これはスガシカオが作詞した楽曲で、作詞の依頼をされていたのに締め切りをすっかり忘れており、移動中の飛行機で必死こいて書き上げたというエピソードがある。

今回はこの歌が「何を」語っているのかではなく、「何を語ろうとするのか」について語っていきたい。

要はなんでこの歌、こんなに良いんだろうってことですね。

最初のサビ~Aメロ

の歌の特徴は時系列である。

「あれからぼくたち」と最初のフレーズが出てくるわけだが、この僕たちは当然ながら過去の僕たちのことである。

信じてこれたかな、と過去形での問いただしになっていることからもそのことがよくわかる。

ただし「これたかな」という動詞の使い方が少しポイントで、これは「追いついた」ことを指し示す言葉でもあるわけである。

つまり、この歌は過去の自分が今の僕に対して歌っているという構図になっているわけだ。

そして、今のぼくは明日という次の未来を見据える構図となっているわけだ。

このサビのフレーズで、過去~現在~未来を繋げるような構成のなっているから妙に切なくなるわけだ。

Aメロの歌詞をみていくと、誰かという言葉が最初に登場するのだが、これは具体的な人物を指すというよりは、自分の外側の人間(組織とかグループとか)だったり世間だったり、そういう外側の世界を想像させる言葉なのだろう。
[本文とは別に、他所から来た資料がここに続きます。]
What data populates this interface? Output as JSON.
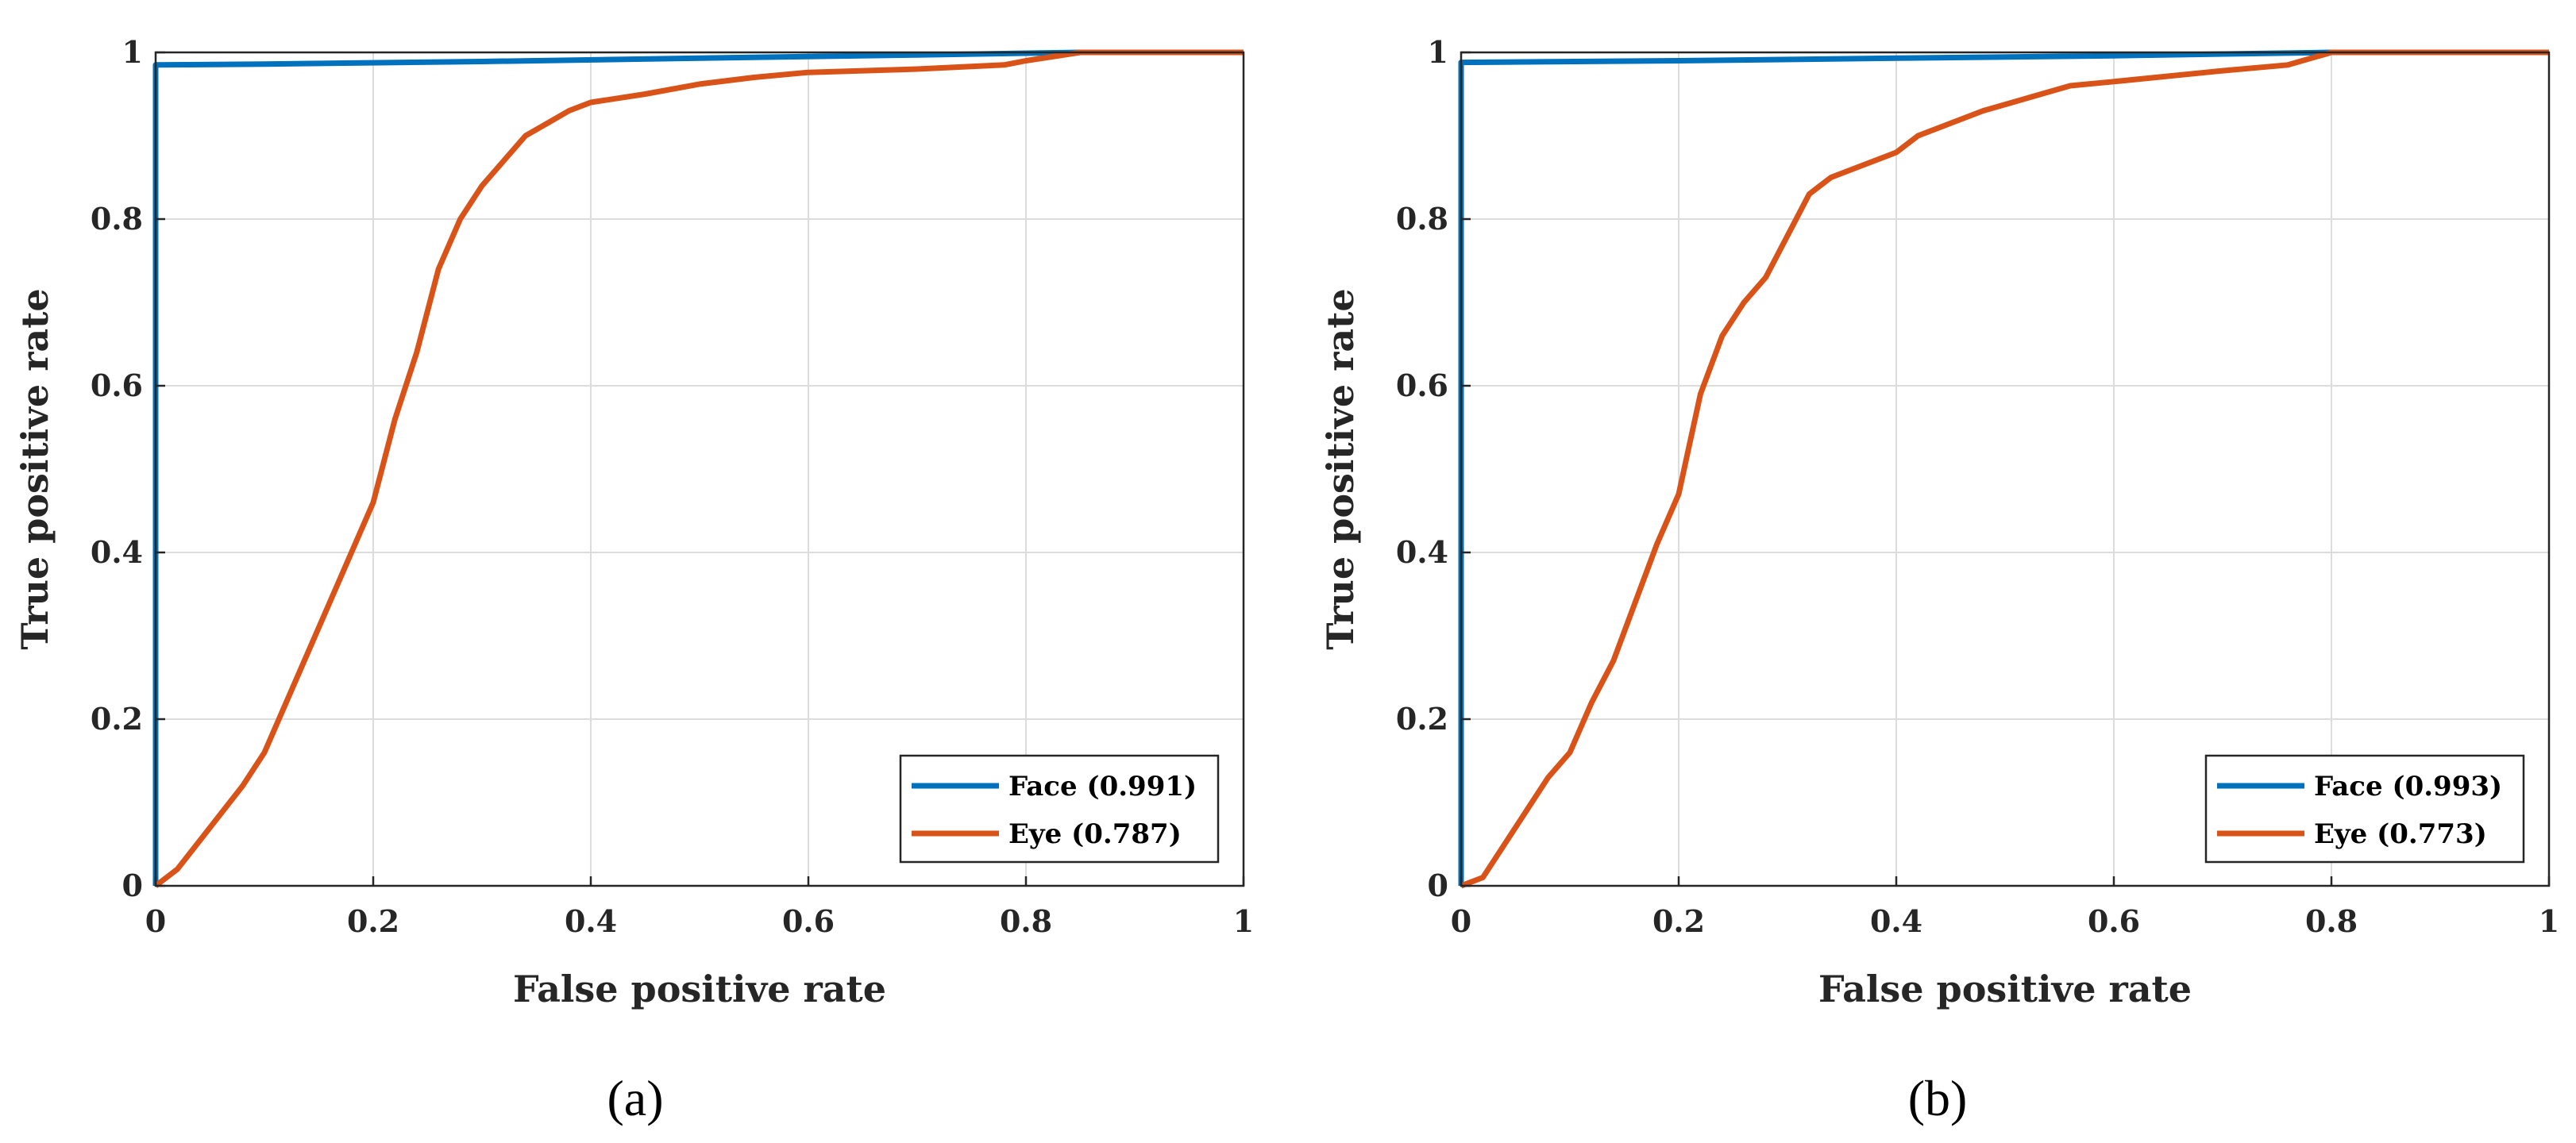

内と外をより意識させたいからこそ公園に「フェンス」を張り巡らしているわけだ。

公園の中=自分側=自分の心
公演の外=自分の外の世界=社会とか組織とか

って感じなわけだ。

そして、夜の風だけは外も中も関係なく吹き抜けているという描写である。

風が具体的に何を指し示すものかはわからないが、フェンスは完全に社会と自分を切り離さず、ゆるやかな繋がりを持たせているということを伝えたいのではなかろうか

Bメロ~一番のサビ

この歌はひたすら「ぼくら」という複数形の一人称を使っているのだが、このフレーズで初めて「ぼく」と「君」が登場する。

ぼくら=ぼく+君

になるわけだが、ぼくは誰で、君は誰なのだろうか。

男と女とか主人公とか友達とか色んな仮説を立てることはできるけれども、ここでは別の仮設をたててみたい。

僕=今の自分
君=過去の自分

つまり、Bメロだけは、過去の自分と今の自分を切り離しているわけだ。

そして、ぼくは平仮名表記なのに、君は漢字表記というのもやたらと匂ってしまう。

まあ、君はというのは過去にちゃんと生きていた実体としての「ぼく」のことだから感じにしており、今のぼくを「ぼく」と平仮名にするのは今のぼくではあるんだけど、実体としてのぼくというよりは心の中、つまりは内面世界のぼくのことであるから、平仮名として表記する方が適切であると判断したのだろう。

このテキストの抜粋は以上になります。